Wednesday, September 23, 2015

A nonpartisan plea to American candidates, pundits, political marketers, and my Facebook friends

Please don't tell me what will work in 2016 and beyond unless you also show me what has worked in previous years, or what is working right now in other countries.

Take healthcare, for example. Don't tell me what will work in some theoretical universe. Show me what is already working in the universe we live in. It's not hard to find information about other countries' approaches, costs, successes, failures, and overall health results. If you want to change our current system of healthcare--and I think we all agree that changes are necessary--how about basing your recommendations on some system that is already more successful than our own? 

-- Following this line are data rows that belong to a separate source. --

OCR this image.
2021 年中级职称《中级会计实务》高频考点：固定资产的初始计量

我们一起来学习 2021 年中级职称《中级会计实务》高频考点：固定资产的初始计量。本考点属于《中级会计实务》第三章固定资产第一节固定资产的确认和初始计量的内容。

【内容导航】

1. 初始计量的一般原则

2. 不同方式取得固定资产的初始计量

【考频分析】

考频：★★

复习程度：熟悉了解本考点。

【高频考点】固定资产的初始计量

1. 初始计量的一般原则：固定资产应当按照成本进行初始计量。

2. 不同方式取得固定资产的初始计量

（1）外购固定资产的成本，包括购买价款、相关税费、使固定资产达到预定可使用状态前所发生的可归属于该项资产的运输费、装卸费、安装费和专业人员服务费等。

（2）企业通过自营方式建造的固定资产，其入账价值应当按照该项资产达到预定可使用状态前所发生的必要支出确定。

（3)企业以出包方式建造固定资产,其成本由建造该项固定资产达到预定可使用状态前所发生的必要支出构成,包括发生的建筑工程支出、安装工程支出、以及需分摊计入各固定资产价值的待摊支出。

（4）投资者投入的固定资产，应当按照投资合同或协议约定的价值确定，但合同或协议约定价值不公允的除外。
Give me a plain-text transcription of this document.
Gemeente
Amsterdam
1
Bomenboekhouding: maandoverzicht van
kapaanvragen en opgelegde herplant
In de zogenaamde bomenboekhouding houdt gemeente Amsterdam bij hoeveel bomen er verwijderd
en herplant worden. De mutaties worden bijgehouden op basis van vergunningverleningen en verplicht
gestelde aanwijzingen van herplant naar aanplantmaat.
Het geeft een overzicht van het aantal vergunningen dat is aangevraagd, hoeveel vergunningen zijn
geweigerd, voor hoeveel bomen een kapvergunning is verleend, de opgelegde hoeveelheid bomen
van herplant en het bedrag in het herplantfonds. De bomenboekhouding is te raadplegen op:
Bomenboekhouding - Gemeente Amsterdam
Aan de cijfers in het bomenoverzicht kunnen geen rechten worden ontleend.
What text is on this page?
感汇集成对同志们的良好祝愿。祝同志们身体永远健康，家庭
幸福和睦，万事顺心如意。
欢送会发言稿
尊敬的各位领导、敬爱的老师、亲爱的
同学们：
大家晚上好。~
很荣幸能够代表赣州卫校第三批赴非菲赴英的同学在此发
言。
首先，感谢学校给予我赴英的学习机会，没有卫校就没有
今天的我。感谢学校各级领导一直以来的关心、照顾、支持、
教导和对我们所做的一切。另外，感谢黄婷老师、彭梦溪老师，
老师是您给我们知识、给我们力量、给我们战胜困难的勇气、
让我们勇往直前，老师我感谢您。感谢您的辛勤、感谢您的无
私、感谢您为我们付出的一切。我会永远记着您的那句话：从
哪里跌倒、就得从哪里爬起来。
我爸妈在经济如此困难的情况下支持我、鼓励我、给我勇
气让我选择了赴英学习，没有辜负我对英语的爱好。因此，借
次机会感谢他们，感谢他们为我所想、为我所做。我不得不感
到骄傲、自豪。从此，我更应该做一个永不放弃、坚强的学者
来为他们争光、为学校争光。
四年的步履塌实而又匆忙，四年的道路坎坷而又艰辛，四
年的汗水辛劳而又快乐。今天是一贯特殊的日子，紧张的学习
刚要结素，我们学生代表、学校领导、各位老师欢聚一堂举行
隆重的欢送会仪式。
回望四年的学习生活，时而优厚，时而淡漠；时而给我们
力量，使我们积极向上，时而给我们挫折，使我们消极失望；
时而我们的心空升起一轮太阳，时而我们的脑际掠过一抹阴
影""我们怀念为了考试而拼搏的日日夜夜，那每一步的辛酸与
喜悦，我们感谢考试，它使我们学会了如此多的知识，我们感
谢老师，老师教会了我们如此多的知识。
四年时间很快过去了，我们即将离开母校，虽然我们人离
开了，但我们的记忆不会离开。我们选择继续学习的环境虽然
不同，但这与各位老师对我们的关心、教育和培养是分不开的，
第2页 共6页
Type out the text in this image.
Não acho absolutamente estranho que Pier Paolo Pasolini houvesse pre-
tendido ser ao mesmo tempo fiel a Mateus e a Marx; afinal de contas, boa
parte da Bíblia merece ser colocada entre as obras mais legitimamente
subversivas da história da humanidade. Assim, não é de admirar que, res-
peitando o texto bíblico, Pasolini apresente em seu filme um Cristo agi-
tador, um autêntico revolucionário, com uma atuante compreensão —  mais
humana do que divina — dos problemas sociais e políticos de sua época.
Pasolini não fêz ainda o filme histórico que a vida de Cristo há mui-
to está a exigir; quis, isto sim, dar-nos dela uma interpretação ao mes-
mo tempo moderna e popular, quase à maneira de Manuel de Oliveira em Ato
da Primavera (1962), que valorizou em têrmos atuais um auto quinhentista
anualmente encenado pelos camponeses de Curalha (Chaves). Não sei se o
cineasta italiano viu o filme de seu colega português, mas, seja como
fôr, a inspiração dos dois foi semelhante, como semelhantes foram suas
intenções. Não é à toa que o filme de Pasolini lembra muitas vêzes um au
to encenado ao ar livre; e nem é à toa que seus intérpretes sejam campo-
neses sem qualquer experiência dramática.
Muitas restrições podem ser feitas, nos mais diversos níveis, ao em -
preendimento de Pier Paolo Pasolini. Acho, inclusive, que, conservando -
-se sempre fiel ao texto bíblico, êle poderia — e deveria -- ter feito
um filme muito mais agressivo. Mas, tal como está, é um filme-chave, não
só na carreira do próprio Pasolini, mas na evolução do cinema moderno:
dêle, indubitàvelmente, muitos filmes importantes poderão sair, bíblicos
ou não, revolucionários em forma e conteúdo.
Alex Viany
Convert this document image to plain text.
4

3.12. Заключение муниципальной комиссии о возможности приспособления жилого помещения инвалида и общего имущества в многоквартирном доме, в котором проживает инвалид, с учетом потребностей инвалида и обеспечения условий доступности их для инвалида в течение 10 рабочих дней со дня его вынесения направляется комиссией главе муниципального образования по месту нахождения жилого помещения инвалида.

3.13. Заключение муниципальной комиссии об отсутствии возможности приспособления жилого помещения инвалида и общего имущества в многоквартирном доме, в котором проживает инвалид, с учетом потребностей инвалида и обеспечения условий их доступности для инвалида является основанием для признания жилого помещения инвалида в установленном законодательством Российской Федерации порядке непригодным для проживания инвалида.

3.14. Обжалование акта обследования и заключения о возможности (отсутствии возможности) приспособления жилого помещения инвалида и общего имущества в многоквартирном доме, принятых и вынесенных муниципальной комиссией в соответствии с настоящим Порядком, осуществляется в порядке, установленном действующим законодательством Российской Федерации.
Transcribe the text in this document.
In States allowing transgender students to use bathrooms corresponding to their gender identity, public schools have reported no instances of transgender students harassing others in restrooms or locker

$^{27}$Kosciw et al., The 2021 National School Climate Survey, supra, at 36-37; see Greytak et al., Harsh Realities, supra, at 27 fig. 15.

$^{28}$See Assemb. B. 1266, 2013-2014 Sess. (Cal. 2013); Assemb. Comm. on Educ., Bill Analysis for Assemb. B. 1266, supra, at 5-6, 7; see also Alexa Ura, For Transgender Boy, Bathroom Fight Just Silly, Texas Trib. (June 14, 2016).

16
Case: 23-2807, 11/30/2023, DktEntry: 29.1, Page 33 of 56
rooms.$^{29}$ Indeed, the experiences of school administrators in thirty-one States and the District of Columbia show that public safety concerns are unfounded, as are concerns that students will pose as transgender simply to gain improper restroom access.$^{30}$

Or consider taxes. Forget ideology. Look at our own history. When the highest earners paid a lot more in taxes, did business prosper or lag? When the trickle-down theory became popular, did inequality increase or decrease? When taxes were lowered, did we find it easier or harder to pay for things we value like roads, bridges, and veterans' benefits? When was the average American most prosperous? What was the tax structure then?

Most of us want Social Security to thrive, though we have different proposals for how this should be achieved. To those who think the system should be privatized: how about showing us what happened to pensions when they were largely privatized a couple of decades ago? Who benefited? Who lost out? To those who think earned income over $118,500 should be taxed, how do other developed countries take care of their retirees? Are any of their systems more effective than ours?

Or how about the minimum wage? We all want people to be able to find work that will support themselves and their families. Did American businesses thrive or languish when our minimum wage was proportionately much higher than it is now? Was poverty more or less widespread? Many other developed countries have a minimum wage that is higher than ours. Has this helped or hurt their economies? Has it helped or hurt job-seekers?

Or gun control. Are we safer when citizens are armed, or when they are not? What has happened in countries that have restricted gun ownership? How do our homicide and suicide rates compare to those of countries who regulate firearms more strictly than we do? What proportion of our homicides and suicides are gun related? Do countries that restrict firearms have a large number of criminals who use them anyway? If not, how do they prevent this?

Or abortion, a contentious subject if ever there was one. Instead of positing a paradise (for either conservatives or liberals) where no unwanted child is ever conceived, how about looking at what actually reduces the abortion rate? Which countries have a lower abortion rate than ours? Which ones achieve this without increasing maternal death from unsafe abortions? What policies and practices enable women in the more successful countries to avoid unwanted pregnancies and to raise the children they have conceived?

Or foreign policy, or civil rights, or regulation of financial institutions, or immigration, or education, or the environment, or poverty, or ...

None of these issues are new to Americans. We have dealt with all of them before--sometimes with good results, sometimes not. Why aren't we paying more attention to what has worked, and what has not worked, in the past?

And none of these issues are unique to Americans. Other countries also deal with healthcare, taxes, pensions, wages, firearms, abortion, and a host of other concerns. We can see where they are succeeding and where they are failing. Why aren't we paying more attention to what works, and what does not work, elsewhere?

I'm tired of exhausted ideologies. I'm tired of tear-jerking anecdotes about individuals who illustrate your point of view, or mine (it is easy to find heartwarming or infuriating stories that bolster opposite viewpoints on every one of the issues listed here, but they prove nothing). I want real-life, broad-scale examples from history or from other countries, well supported by reliable data.

The information is readily available. If you want my vote, or my respect for your opinion, inform yourself--and then show me what works. In the real world. 


Janet Bischoff said...

You are absolutely right! As citizens, we want to participate as informed voters,
but are hampered primarily by the shallow, shrill stump speeches of nearly all the candidates. Many of us are longing for a discussion of the issues, very much as you have outlined them. I especially appreciate your suggestion that we examine what is
working in other nations, instead of being so ridiculously and arrogantly self-referential. Maybe if this campaign had more substance, more of us would vote!

Estelle Berger said...

Amen! I would love for our candidates and citizenry to discuss and develop policy based on data and thoughtful analysis. How do we encourage that to start happening?